The implications of this are enormous. We can engineer food and animals, and even bacteria to create bioplastics and biofuels. We can target viruses like HIV and eradicate them. And we can edit humans.
This is where the ethics start to get a bit shaky. Editing humans will allow us to target genetic disorders such as muscular dystrophy. Edited human cells can be used to fight and eliminate cancer. The benefits are potentially huge.
But we think this might be a slippery slope to other edits that humans might want to make. Why stop at eliminating hereditary disease when you can also increase the chances of a person being born with perfect vision, a high metabolism rate, and high levels of extraversion that will serve them well in their future careers? If you could choose, why wouldn’t you?
We think this will have an impact beyond just family planning: relationships will be viewed differently, government regulations will step in to protect human rights (or not), and hiring practices might even shift.
We explored some of these questions by imagining what family planning tools might become available in the age of genetically engineered pregnancies. We imagine the Combinator, a device that is readily available at your local pharmacy. The purpose of this product would be to analyze the combination of two samples of DNA to predict the possibilities available for an engineered pregnancy.
A couple could get this device, put in a strand of hair or drop of blood from each partner, and get a printout telling them what disease markers are present in their DNA and whether they’re treatable. Something like this sort of happens today, but after fertilization.
The device accepts different types DNA samples: blood, saliva, or hair. Blood will give you the most accurate results, and hair the least accurate.
We’ve made the device very simple, with only one setting: the bias dial. You can set the ratio of the genetic data taken form each sample by turning the dial left or right.
But what happens when the device keeps giving you results that you don’t want? What if with your partner, there is no avoiding alzheimers? Or if the combination of your genomes cannot produce a child that is above average?
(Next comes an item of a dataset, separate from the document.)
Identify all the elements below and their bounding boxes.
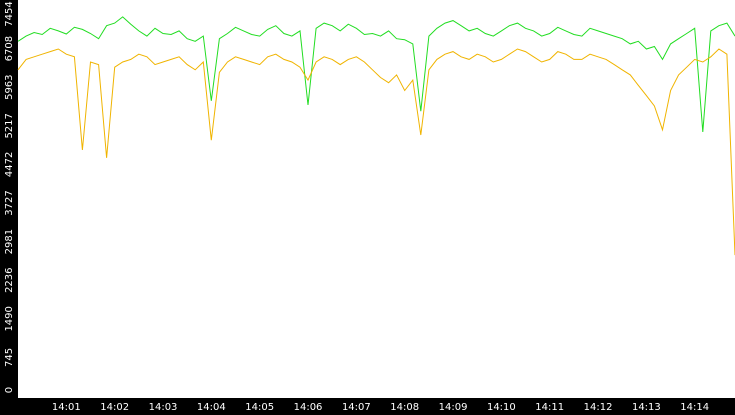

What happens when the device promises you a child that scores well above average in all the desirable traits, but your child is struggling to perform in school and has a hard time making friends?
Or what if you are looking for that “perfect match”? Do you evaluate your dates based on genetic compatibility? Do you tell your dates that you’re doing this?
What gene edits should be off-limits? Should DNA testing be in the hands of everyone? Do you own genetic material that you find in public? Who should control access to genes?